Communication, rapport, personality, instructional skill and instructional systemization are five areas identified by Abeles in 1975 to codify behaviours and activities in the applied music lesson, and it might be argued that these areas remain pretty much at the core of all one to one learning and teaching. These are rather dry terms, however, that fail to really unpack the unique qualities of learning to sing, which has at its heart the need to understand the voice as a physiological and biological element of our bodies, a tool developed over aeons to become our primary form of communication, and a tool subject to emotional upheaval: we cry, laugh, scream with our voices, we choke, we sob. So when I talk about singers being their instrument, I see that a core element of their identity as singers requires that they possess the ability to communicate through music and lyric the meaning of a song, and their emotional embodiment of the song. Take the voice away and one takes away a vital part of the singer’s identity. Criticize the voice and you criticize the person. This is significant for a singer and one area that has enthralled me during this study.

My background is reasonably similar to that of my participants in the study. I come from a middle class, well-educated, urban-based Australian-born white Anglo-Saxon family and my parents believed that the individual, not the state, pays for extra-curricular education. They provided my four younger sisters and me with enriching learning experiences such as music lessons and concerts and ballets and opera.
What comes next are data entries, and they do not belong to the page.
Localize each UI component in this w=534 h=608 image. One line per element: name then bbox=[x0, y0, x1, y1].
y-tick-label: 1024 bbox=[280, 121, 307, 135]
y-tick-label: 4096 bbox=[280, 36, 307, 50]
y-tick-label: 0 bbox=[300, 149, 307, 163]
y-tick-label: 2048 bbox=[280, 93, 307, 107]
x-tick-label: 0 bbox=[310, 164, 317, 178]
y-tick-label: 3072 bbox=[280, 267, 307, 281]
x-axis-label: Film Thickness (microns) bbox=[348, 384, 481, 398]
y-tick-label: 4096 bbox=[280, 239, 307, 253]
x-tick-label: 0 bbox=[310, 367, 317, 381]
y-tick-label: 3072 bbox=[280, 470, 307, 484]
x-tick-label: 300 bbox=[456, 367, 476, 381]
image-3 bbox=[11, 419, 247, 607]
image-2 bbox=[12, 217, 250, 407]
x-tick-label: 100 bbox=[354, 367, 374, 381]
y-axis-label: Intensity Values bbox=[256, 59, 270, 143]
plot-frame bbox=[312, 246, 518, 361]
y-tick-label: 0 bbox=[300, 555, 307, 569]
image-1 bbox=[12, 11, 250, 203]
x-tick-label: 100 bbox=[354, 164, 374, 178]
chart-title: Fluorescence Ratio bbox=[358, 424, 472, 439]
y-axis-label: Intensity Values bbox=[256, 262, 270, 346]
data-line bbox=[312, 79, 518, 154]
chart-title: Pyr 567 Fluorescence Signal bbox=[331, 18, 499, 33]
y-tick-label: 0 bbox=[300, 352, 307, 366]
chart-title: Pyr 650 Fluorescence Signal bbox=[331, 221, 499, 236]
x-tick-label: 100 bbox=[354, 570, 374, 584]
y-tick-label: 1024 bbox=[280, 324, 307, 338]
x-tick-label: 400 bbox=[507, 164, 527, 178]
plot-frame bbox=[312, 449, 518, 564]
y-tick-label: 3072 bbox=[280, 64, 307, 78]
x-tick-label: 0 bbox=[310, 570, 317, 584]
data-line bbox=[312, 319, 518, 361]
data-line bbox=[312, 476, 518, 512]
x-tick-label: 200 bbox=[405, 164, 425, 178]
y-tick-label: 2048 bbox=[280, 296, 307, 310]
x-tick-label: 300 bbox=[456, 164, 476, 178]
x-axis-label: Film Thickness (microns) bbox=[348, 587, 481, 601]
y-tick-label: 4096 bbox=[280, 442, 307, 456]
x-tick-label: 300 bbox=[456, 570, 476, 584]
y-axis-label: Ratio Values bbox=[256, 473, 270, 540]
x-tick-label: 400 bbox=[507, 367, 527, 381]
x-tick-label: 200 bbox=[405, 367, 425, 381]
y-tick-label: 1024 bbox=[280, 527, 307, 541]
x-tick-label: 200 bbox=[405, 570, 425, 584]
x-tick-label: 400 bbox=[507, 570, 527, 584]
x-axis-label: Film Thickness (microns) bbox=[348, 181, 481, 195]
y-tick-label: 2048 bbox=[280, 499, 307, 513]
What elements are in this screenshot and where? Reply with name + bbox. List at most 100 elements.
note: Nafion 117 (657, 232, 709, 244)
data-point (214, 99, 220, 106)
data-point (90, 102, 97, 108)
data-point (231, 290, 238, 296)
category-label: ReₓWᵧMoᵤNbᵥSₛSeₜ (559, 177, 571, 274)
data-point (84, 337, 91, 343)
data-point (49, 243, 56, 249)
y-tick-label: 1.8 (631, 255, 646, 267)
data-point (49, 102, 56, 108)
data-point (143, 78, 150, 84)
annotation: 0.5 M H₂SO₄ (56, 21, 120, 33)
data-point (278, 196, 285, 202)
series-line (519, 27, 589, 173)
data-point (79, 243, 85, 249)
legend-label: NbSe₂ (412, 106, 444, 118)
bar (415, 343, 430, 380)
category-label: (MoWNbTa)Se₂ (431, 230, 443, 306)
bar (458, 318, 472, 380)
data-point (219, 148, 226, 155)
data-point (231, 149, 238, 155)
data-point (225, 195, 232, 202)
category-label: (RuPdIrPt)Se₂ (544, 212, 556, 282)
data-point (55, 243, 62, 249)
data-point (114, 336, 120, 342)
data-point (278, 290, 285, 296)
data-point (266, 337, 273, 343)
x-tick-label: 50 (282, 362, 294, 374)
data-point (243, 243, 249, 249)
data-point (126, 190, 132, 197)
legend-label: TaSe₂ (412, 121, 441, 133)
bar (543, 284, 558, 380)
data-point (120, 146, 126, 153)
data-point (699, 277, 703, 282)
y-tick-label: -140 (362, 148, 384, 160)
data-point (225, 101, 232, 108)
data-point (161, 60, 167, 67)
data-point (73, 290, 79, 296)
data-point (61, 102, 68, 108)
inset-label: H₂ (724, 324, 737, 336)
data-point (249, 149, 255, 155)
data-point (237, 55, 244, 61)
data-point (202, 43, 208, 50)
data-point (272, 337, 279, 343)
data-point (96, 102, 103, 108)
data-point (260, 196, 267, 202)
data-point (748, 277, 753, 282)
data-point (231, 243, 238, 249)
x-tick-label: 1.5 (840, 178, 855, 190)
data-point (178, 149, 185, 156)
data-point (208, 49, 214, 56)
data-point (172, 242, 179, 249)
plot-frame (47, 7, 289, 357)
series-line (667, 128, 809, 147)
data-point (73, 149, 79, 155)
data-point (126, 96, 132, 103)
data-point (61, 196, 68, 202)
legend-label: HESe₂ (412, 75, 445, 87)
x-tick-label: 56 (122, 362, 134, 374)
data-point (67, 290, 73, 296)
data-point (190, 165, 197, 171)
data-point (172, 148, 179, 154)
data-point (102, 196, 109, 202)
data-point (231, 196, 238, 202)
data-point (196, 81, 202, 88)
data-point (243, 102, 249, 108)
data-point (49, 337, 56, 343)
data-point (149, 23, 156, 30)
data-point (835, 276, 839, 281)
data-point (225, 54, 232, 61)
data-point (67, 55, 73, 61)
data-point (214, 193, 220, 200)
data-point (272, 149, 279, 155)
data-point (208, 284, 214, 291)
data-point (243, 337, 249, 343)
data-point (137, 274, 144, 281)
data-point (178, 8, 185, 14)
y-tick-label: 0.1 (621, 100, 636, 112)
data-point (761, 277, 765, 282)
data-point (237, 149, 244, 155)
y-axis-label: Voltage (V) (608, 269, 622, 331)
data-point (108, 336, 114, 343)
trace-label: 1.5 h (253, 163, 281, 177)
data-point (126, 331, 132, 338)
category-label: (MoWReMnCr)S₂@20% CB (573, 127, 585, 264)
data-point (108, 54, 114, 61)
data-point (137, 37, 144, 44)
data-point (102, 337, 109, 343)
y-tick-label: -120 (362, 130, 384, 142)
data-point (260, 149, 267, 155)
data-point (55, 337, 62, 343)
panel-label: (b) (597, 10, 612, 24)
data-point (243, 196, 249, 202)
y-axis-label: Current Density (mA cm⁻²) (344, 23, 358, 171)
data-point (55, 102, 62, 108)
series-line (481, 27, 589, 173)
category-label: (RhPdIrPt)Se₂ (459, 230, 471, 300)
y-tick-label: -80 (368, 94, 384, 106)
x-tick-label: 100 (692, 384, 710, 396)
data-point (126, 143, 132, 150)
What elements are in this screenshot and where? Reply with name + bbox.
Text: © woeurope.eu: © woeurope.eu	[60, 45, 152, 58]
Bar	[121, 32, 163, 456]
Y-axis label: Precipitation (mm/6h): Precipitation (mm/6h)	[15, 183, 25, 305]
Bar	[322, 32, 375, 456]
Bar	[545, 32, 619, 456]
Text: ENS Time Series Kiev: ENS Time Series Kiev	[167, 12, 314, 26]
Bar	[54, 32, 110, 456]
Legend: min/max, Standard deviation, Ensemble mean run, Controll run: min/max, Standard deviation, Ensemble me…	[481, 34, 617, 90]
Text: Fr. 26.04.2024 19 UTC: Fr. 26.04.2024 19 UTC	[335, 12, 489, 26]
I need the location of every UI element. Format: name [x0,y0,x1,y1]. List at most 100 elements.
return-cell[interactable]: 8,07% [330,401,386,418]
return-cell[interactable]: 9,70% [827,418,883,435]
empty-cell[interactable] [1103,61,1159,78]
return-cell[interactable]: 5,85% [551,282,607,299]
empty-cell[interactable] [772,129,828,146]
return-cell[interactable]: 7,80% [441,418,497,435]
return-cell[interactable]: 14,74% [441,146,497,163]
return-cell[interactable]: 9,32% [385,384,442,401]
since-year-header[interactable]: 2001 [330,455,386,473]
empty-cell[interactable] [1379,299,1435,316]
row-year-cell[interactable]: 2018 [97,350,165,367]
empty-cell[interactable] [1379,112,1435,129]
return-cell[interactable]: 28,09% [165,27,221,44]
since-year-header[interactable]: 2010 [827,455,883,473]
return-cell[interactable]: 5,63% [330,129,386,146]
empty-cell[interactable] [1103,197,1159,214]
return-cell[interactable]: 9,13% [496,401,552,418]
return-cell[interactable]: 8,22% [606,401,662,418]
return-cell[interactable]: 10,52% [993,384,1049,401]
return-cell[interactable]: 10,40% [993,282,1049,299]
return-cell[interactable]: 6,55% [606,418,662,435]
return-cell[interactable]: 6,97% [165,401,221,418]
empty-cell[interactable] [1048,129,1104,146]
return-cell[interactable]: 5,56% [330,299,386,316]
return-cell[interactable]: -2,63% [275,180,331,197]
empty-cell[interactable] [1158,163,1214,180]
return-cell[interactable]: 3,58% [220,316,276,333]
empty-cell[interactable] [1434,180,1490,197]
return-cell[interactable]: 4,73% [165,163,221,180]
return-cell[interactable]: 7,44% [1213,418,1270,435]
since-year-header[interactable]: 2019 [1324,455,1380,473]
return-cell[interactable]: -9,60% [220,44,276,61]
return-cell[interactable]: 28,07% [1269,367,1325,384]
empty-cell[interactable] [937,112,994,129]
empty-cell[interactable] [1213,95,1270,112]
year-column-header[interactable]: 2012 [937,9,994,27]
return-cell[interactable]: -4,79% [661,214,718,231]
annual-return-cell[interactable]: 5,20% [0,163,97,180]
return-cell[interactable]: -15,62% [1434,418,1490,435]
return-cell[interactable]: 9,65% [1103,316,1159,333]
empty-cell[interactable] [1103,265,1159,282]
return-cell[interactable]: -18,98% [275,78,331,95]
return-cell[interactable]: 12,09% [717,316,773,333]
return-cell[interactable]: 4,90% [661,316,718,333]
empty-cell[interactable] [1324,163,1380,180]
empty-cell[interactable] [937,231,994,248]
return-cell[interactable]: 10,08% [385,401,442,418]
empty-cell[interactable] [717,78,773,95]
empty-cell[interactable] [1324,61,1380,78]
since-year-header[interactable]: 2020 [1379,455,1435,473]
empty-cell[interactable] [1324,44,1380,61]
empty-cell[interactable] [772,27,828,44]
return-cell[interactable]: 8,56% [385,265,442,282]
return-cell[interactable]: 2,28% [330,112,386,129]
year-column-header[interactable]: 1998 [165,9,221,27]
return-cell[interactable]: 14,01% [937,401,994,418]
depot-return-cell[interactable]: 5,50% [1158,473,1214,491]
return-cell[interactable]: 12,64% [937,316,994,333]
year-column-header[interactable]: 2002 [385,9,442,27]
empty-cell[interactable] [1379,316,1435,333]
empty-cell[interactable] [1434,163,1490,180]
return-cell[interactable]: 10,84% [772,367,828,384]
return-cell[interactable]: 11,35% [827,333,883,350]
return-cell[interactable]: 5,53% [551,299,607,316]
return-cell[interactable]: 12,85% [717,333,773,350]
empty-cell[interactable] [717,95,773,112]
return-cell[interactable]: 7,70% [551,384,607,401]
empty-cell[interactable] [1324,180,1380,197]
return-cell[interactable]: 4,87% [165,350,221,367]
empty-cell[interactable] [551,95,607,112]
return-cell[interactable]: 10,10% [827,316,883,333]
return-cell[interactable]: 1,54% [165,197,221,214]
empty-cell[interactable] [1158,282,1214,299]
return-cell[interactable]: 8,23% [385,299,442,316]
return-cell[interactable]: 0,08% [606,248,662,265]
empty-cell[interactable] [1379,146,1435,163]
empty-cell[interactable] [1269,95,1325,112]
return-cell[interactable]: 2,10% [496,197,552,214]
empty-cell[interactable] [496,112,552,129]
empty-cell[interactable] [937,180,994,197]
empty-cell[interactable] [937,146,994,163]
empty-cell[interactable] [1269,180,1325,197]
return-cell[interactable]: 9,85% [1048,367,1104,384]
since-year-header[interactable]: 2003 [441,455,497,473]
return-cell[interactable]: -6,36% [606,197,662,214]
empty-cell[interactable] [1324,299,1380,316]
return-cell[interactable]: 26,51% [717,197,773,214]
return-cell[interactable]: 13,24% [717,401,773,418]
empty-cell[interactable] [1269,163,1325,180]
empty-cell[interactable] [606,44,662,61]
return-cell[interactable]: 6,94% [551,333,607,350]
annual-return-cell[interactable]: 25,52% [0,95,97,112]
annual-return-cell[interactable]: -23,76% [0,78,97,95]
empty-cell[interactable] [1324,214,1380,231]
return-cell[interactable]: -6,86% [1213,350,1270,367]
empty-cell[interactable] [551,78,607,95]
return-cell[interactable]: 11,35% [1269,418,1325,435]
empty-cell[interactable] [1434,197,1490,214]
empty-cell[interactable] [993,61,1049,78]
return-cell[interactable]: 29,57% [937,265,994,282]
Money, although tight, was never an issue where education was concerned and at every step my parents supported me in my music making. As a child I learnt piano, cello, and, from 16, I learnt singing.

In singing lessons I was the student and the teacher was the master. In a retrospective haze, I recall feeling that my singing teachers were the fonts of all wisdom in regards to classical singing, although I certainly did not feel this way about any of my other school teachers. I did not expect to be friends with my singing teachers, nor did I expect to go to them for personal advice. I did not consider my singing teacher to be my psychological advisor. I think I was in awe of all of my singing teachers, each of whom offered a unique perspective into the life of the working classical singer. I recall being extremely compliant in my lessons, which is not my resting state, I must admit. As you will have noted from my account, I also experienced fear, and respect in my lessons. I trusted my teachers implicitly, but I frequently felt bewildered by their teaching, and I was never asked to reflect on how I made a sound or understood a concept. At times I was subtly denigrated by my teachers, whose superior skill and experience was often used as a weapon against me, a potential competitor, particularly by the younger women teachers, who I suspect saw me and other sopranos as a threat in a cutthroat industry. Most of the time, however, I was treated well, and my teachers were, in the main, helpful and thoughtful people who taught me the mechanics and musicianship and artistry of singing as best they could, given their experience as teachers and singers. I experienced, many times, great joy and elation when I finally mastered a skill, and the concomitant disappointment and discouragement when I was unable to grasp a concept.

What I have found by examining my own experiences is a series of deeply held assumptions that I attribute to life-long cultural values espoused in part by my education-rich upbringing, my personality type and some tacit notions of teacher as master and student as willing sponge. Are my experiences characteristic of those now experienced by young and emerging singers? Do they hold similar beliefs and values to mine?